Network security management
Intrusion Detection/Prevention – IDS/IPS systems provide the ability to detect and/or prevent information security-related attacks, such as brute-force attacks, denial-of-service (DoS) attacks, and vulnerability exploitation.
A vulnerability is a weakness in a software system, and exploiting it is an attack to gain unauthorized access to the system. When a vulnerability and a method of exploiting it are announced, there is often a window of opportunity for attackers to exploit that vulnerability before updates that fix it are published and applied. In these cases, an intrusion prevention system can be used to quickly block these attacks. Because IPS technologies monitor network packet flows, they can also be used to enforce the use of secure protocols and prohibit the use of insecure protocols such as earlier versions of SSL or protocols that use weak ciphers.
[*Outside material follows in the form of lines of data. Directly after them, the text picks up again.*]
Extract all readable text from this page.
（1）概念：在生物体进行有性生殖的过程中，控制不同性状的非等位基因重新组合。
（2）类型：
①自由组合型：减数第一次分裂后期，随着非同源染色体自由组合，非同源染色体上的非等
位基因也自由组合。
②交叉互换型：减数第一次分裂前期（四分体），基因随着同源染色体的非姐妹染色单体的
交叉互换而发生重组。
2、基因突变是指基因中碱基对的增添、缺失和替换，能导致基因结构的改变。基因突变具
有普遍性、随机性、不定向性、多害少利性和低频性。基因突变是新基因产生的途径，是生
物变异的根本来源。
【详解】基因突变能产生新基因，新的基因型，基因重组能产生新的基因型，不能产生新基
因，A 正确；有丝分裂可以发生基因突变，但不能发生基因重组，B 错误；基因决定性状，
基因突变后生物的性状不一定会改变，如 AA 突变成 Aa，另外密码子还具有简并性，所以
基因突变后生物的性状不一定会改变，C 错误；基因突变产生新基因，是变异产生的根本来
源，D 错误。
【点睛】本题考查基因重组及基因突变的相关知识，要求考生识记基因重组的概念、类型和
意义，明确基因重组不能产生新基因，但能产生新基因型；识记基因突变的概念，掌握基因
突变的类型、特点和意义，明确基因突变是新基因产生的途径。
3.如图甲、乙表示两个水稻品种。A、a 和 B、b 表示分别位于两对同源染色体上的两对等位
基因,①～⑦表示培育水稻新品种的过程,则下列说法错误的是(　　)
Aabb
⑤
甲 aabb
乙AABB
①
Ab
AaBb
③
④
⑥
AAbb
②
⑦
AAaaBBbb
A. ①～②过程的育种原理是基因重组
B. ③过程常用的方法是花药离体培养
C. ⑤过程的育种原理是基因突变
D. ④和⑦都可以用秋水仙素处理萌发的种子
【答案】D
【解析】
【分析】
Network Access Control (NAC) is a zero-trust network access solution that provides improved visibility and control over the devices that connect to the organizations’ networks.
This system is based on the 802.1x protocol and helps organizations deal with today’s ever-expanding attack surface by providing not only visibility into the network infrastructure, but also policy enforcement and dynamic control over it. Whether devices connect from or outside the network, it can automatically respond to compromised devices or anomalous activity. Modern solutions also provide a clear view of the assets connected to the network.
Monitoring and response capabilities are especially important because many devices expose users to additional risks through compromised, poorly written and unpatched software, zero-day vulnerabilities or other factors.